The Physical and Emotional Pain of Endometriosis
A personal and touching interview with Lisa, as she shares her
journey through endometriosis.
I’ve been experiencing severe pain from endometriosis since I was 13 years old.
I started seeking out help the first time I blacked out from the pain. I was 13 years old. I’ve seen doctors and specialists in Canada and the US for over 20 years and was told I “likely” had endometriosis. Unfortunately, in most cases, the only way to get a definitive diagnosis is through surgery since it very rarely shows up on ultrasounds. My experience with the medical community has been disappointing and frustrating. Most practitioners told me there was nothing they could do since there is no cure and I just needed to live with the pain. I was prescribed pain killers and birth control, and those did very very little to reduce the severe pain. I advocated for myself and pushed to get surgery to remove the lesions and was denied every time because of the likelihood that they would grow back within 4-5 years.
For a disease that affects such a large percentage of people, very little is known about it and there are few specialists. I finally received actual care when I was struggling with infertility. My reproductive endocrinologist was sympathetic to the pain and referred me to a specialist who recommended surgery. After my surgery I was diagnosed with severe endometriosis and adenomyosis and went through a 4 hour surgery to remove as many lesions as possible. My bladder, bowels and uterus were fused together with endometriosis. My right ovary was twisted and fused to other organs. My appendix was riddled with endometriosis and had to be removed. Everyone was shocked that I had gotten used to living with so much pain but unfortunately, when you’re given no options for real pain relief, what else are you supposed to do? All in all, it took 23 years for an "official" diagnosis.
Endometriosis has impacted every aspect of my life. My pain gets so severe that it causes vomiting, insomnia, and extreme fatigue. I have blacked out from the pain more times than I can count. It's an invisible illness and you look fine on the outside so it’s hard for people to understand how much you’re suffering .The pain is relentless, and all encompassing and often leaves me bedridden. I’ve missed important events; it’s impacted my relationships and it’s stolen my ability to have a child.
I wish the medical community spent more money and time to research this illness to find a cure. Or to find actual pain relief options and ways to protect fertility if having a baby is in that person’s future plans. Unfortunately, my story isn’t unique, and I know a lot of women who’ve been brushed off by the medical community and suffer in silence for decades. It’s very emotional to talk about because I’ve lost so many years of my life to excruciating pain and because it’s a disease that largely impacts reproductive organs, people feel uncomfortable talking about it. It's deeply personal and it’s hard to be vulnerable and share such personal details, but the impact of this disease can be so lonely and isolating and I hope that by sharing my story, I might help someone feel less alone.
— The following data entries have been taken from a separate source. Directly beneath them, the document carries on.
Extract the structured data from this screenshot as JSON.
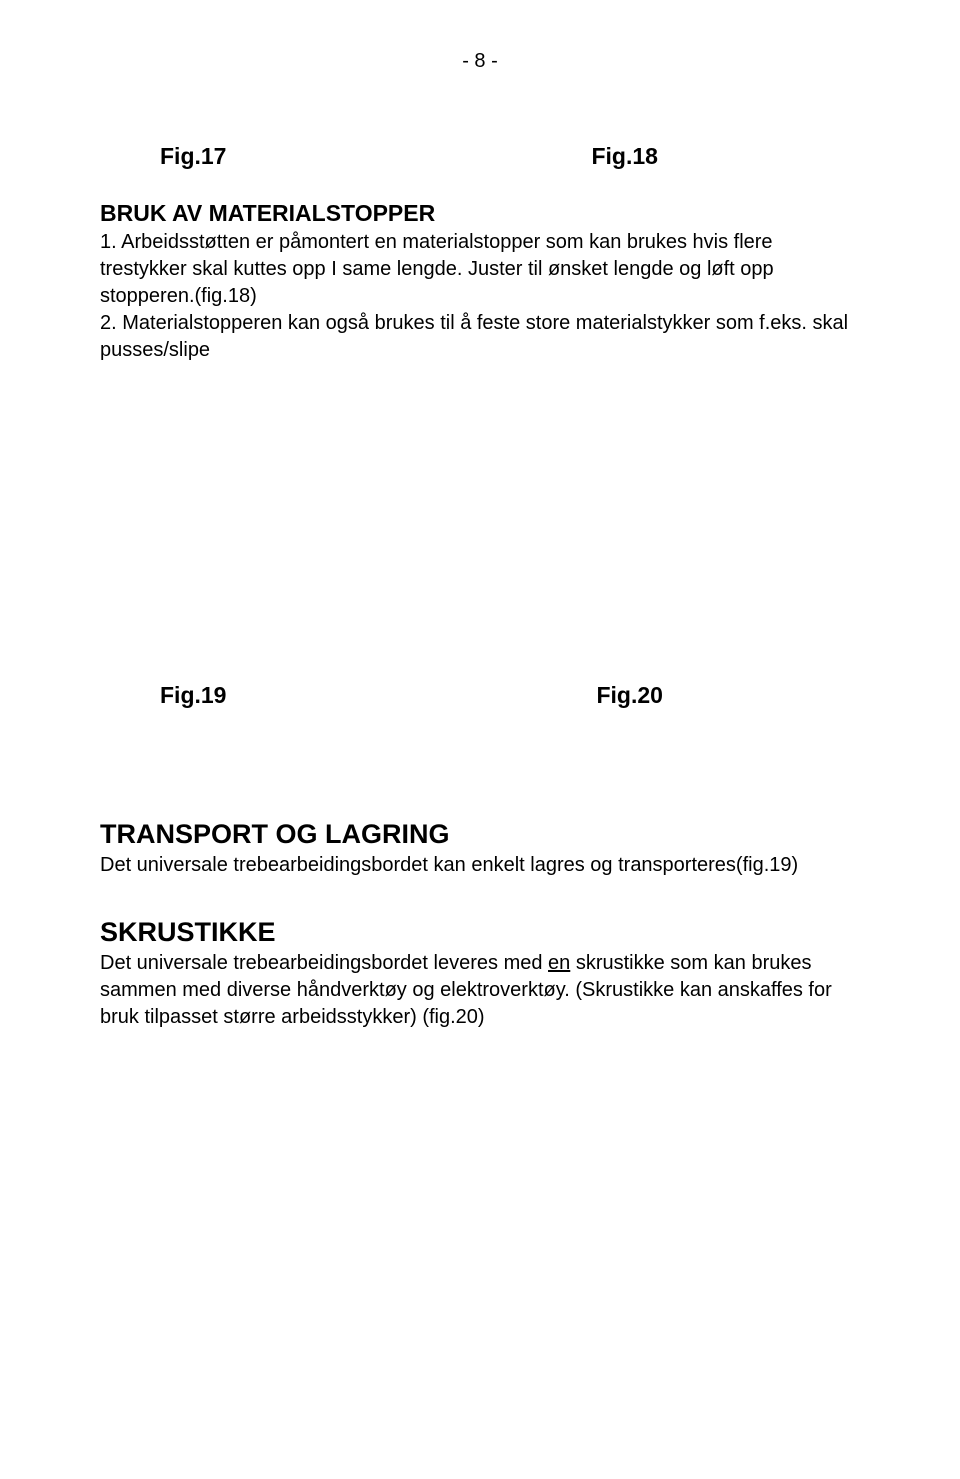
{
  "page": {
    "number": "- 8 -"
  },
  "figs": {
    "f17": "Fig.17",
    "f18": "Fig.18",
    "f19": "Fig.19",
    "f20": "Fig.20"
  },
  "section1": {
    "heading": "BRUK AV MATERIALSTOPPER",
    "para1": "1. Arbeidsstøtten er påmontert en materialstopper som kan brukes hvis flere trestykker skal kuttes opp I same lengde. Juster til ønsket lengde og løft opp stopperen.(fig.18)",
    "para2": "2. Materialstopperen kan også brukes til å feste store materialstykker som f.eks. skal pusses/slipe"
  },
  "section2": {
    "heading": "TRANSPORT OG LAGRING",
    "para": "Det universale trebearbeidingsbordet kan enkelt lagres og transporteres(fig.19)"
  },
  "section3": {
    "heading": "SKRUSTIKKE",
    "para_before": "Det universale trebearbeidingsbordet leveres med ",
    "para_underline": "en",
    "para_after": " skrustikke som kan brukes sammen med diverse håndverktøy og elektroverktøy. (Skrustikke kan anskaffes for bruk tilpasset større arbeidsstykker) (fig.20)"
  },
  "colors": {
    "background": "#ffffff",
    "text": "#000000"
  },
  "typography": {
    "body_fontsize": 20,
    "heading_fontsize": 23,
    "large_heading_fontsize": 27,
    "font_family": "Arial"
  }
}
I have tried birth control, strong pharmaceuticals, special diets (plant-based, gluten-free, anti-inflammatory), supplements, acupuncture, naturopathy, homeopathy, massage, special alkaline water, reiki, yoga and the list goes on and on. Some helped manage the pain a little bit but nothing really improved my quality of life.
The reality of this disease is there is no one-stop treatment that works for everyone since it impacts each person so differently. Last year, 4 years after my first surgery, my pain was so severe that my specialist recommended a hysterectomy. In October of 2022, I had a hysterectomy and that has been a game-changer for me. My pain is reduced by 80% and my quality of life is so much better. It was a very emotional decision for a lot of reasons, but I don’t regret it. I’m so much happier and healthier these days.